No More Revolving Door, Part 3
Old Hands at Planning
The CSRD funding and planning process supports Grout's school-improvement efforts. But it's the staff, under McCullough's leadership, that really drives change. "It's an extremely cohesive staff, extremely accustomed to working in small groups," says G.M. Garcia, an Oregon Department of Education Distinguished Educator who supported Grout in the CSRD application process. "The notion of planning, to them, was not a new thing," agrees Moilanen.
Every Grout teacher belongs to at least one committee-literacy, math, or discipline. "We talk about the concerns and issues the whole staff has, we'll come to some consensus in those committees, and then go back and talk about it again with the staff," says McCullough. Once a program is put in place, it is continually re-examined and refined.
"They work together for kids," says McCullough of her staff. "They're willing to give up a personal interest if that helps the school as a whole."
Other schoolwide initiatives have sprung from the staff's ability to reach consensus. They've agreed, for instance, on a structured system of infraction slips and detentions for rule breakers. Well-behaved students get rewards.
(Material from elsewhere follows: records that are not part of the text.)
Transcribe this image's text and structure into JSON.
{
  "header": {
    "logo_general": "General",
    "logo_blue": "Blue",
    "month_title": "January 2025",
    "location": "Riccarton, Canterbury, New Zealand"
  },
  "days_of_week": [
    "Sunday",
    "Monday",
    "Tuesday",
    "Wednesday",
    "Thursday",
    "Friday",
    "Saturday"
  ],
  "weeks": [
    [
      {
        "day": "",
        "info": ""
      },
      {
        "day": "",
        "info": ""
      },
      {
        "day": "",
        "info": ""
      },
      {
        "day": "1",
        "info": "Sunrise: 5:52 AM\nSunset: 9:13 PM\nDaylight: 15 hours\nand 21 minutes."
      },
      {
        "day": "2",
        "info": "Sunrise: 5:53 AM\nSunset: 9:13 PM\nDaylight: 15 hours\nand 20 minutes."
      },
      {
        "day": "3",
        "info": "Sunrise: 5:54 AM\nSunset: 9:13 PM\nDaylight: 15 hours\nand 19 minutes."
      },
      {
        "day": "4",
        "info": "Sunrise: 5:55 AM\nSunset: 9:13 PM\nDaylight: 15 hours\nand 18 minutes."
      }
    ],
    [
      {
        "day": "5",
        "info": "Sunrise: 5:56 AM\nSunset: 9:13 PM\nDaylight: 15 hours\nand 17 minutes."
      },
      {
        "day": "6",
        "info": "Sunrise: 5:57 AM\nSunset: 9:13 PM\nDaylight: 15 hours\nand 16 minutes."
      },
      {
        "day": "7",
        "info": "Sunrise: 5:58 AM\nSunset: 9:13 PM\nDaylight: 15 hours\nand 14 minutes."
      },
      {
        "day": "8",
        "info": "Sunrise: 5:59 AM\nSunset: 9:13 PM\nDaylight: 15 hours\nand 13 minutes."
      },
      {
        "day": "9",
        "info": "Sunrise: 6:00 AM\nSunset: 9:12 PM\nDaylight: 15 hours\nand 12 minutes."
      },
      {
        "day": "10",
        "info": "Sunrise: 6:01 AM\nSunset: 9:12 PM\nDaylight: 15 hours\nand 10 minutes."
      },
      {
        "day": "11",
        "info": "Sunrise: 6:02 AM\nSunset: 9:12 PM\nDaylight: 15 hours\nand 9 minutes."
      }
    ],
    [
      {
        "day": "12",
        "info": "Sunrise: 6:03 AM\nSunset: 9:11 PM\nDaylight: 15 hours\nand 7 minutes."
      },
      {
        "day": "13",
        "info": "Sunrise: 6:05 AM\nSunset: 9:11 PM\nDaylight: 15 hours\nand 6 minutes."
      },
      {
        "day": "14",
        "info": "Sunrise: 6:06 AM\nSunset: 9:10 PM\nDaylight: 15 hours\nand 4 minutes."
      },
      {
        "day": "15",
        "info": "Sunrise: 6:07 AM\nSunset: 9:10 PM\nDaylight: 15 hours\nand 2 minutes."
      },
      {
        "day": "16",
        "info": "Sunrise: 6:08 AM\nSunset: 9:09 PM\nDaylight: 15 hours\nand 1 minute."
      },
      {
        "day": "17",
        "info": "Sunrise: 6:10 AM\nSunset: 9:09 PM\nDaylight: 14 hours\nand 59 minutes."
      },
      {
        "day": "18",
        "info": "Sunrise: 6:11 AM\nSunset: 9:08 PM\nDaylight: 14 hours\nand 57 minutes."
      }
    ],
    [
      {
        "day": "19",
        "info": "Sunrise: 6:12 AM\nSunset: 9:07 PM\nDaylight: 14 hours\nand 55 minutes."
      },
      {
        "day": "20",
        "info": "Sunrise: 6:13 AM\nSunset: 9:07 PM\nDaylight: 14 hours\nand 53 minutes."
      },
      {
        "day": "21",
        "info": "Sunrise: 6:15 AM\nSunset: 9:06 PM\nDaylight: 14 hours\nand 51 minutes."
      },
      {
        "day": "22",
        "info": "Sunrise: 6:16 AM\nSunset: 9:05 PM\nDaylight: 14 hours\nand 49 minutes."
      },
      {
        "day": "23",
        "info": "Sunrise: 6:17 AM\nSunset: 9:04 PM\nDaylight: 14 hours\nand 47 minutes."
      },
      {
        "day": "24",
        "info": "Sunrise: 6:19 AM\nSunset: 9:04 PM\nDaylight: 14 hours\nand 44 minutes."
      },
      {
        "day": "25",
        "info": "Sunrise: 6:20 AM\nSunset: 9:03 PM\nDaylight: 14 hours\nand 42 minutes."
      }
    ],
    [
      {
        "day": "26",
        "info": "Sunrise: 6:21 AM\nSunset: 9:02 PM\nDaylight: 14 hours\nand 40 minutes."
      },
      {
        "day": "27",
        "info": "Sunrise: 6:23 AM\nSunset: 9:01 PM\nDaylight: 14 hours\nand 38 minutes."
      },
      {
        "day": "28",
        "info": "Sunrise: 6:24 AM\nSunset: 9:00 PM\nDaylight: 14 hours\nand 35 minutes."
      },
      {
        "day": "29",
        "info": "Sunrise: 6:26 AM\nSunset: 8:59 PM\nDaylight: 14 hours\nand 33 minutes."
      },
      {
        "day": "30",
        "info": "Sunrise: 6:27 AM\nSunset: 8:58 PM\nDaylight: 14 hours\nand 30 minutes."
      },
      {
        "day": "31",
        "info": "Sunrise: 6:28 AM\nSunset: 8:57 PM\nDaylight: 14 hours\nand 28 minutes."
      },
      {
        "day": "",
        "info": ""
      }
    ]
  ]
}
A teacher on special assignment runs an alternative classroom where severely disruptive students are placed temporarily or permanently. "Our instruction time was getting eaten up," says David Snyder, coordinator of the Motivation Station. "So we decided as a staff to create this program. If the teachers have problems with a student, they send them to me and I work on solving those problems."
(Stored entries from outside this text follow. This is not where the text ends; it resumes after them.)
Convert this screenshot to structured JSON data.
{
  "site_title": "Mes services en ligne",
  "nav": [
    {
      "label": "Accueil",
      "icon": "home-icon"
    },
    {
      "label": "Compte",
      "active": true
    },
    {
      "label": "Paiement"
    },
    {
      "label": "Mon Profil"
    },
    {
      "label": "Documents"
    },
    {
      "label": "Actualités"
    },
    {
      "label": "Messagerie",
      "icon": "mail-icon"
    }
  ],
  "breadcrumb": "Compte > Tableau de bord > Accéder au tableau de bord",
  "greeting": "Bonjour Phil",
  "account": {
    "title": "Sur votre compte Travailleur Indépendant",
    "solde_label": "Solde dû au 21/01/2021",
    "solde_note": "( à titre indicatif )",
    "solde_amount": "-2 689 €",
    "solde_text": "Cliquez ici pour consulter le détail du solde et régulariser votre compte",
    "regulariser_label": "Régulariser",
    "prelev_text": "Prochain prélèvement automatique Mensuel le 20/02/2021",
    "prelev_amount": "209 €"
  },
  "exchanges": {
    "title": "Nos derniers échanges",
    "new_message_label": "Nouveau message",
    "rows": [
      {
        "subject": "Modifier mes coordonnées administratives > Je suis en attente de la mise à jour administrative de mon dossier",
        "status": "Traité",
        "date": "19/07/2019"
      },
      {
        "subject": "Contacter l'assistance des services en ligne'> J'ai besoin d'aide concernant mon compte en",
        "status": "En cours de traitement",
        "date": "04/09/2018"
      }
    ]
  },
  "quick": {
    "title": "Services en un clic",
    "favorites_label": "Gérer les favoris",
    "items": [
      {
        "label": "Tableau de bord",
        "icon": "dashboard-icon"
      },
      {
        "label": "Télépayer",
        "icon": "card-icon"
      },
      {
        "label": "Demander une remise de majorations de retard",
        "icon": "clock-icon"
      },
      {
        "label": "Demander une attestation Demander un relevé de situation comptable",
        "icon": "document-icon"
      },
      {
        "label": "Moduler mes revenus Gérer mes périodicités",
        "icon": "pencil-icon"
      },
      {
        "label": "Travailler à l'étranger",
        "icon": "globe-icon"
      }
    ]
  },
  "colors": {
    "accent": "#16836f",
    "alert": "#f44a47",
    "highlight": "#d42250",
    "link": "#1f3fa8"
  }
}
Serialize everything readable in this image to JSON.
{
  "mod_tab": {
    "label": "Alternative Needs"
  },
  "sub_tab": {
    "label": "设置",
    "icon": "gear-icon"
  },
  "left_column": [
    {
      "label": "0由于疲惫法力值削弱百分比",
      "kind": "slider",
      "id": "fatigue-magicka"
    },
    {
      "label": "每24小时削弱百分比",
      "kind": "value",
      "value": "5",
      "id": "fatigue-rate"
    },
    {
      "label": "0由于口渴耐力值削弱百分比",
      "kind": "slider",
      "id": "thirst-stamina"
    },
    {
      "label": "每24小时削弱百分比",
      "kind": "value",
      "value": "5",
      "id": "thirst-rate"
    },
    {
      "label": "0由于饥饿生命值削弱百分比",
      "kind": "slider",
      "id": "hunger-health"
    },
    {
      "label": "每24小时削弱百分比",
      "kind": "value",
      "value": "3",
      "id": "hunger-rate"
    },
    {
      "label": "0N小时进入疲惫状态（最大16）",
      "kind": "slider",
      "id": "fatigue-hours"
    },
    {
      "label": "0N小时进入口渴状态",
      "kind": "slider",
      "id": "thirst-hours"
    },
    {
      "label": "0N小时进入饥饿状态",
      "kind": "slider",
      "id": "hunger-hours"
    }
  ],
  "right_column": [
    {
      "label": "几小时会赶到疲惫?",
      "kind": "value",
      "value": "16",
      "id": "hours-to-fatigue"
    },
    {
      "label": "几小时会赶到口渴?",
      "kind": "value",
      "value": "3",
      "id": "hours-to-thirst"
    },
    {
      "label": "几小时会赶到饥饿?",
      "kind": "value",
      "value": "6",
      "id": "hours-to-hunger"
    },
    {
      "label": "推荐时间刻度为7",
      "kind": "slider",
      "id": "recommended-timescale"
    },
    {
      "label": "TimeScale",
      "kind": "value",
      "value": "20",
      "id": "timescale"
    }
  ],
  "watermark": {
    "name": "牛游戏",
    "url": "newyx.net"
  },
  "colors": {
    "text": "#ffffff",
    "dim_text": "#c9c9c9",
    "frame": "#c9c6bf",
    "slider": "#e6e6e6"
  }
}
From year to year, teacher to teacher, homework at Grout is due in the same format and on the same day of the week. All students have the same notebook and system for organizing their work. Students who have not finished homework on time must do it at "the opportunity table" during lunch hour.
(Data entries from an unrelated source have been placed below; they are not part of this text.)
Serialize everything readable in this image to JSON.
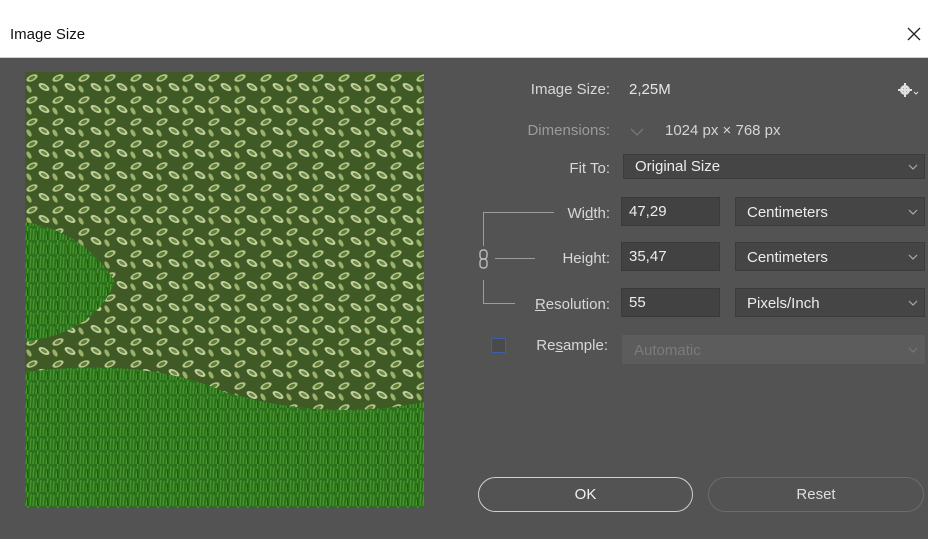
{
  "window": {
    "title": "Image Size"
  },
  "info": {
    "image_size_label": "Image Size:",
    "image_size_value": "2,25M",
    "dimensions_label": "Dimensions:",
    "dimensions_value": "1024 px  ×  768 px"
  },
  "fit_to": {
    "label": "Fit To:",
    "value": "Original Size"
  },
  "width": {
    "label_pre": "Wi",
    "label_u": "d",
    "label_post": "th:",
    "value": "47,29",
    "unit": "Centimeters"
  },
  "height": {
    "label_pre": "Hei",
    "label_u": "g",
    "label_post": "ht:",
    "value": "35,47",
    "unit": "Centimeters"
  },
  "resolution": {
    "label_pre": "",
    "label_u": "R",
    "label_post": "esolution:",
    "value": "55",
    "unit": "Pixels/Inch"
  },
  "resample": {
    "label_pre": "Re",
    "label_u": "s",
    "label_post": "ample:",
    "value": "Automatic",
    "checked": false
  },
  "buttons": {
    "ok": "OK",
    "reset": "Reset"
  },
  "icons": {
    "close": "close-icon",
    "gear": "gear-icon",
    "link": "chain-link-icon",
    "dimension_dropdown": "chevron-down-icon"
  },
  "colors": {
    "dialog_bg": "#535353",
    "field_bg": "#424242",
    "text": "#d7d7d7",
    "checkbox_border": "#3d5ea8"
  }
}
"I was not gung-ho on it, but once again I was proven wrong," says second-grade teacher Kris Amling, who initially doubted students would do the homework. "They really are returning it every day."
Admittedly, schoolwide policies and practices may detract to some degree from teacher autonomy. But at this school, consistency for kids comes first. "There are many combination families, and many of our parents work shift jobs," says McCullough. "You want to support them because you want them to support their kids. You can't do it if you keep changing the expectations and rules."
Grout's staff pursue school improvement with dedication, not dogma. Everything is up for discussion. "You don't make an assumption that this is good or this is bad," says McCullough. "You talk about it and you really look at it. It's from everybody's best thinking that we have the program that we do."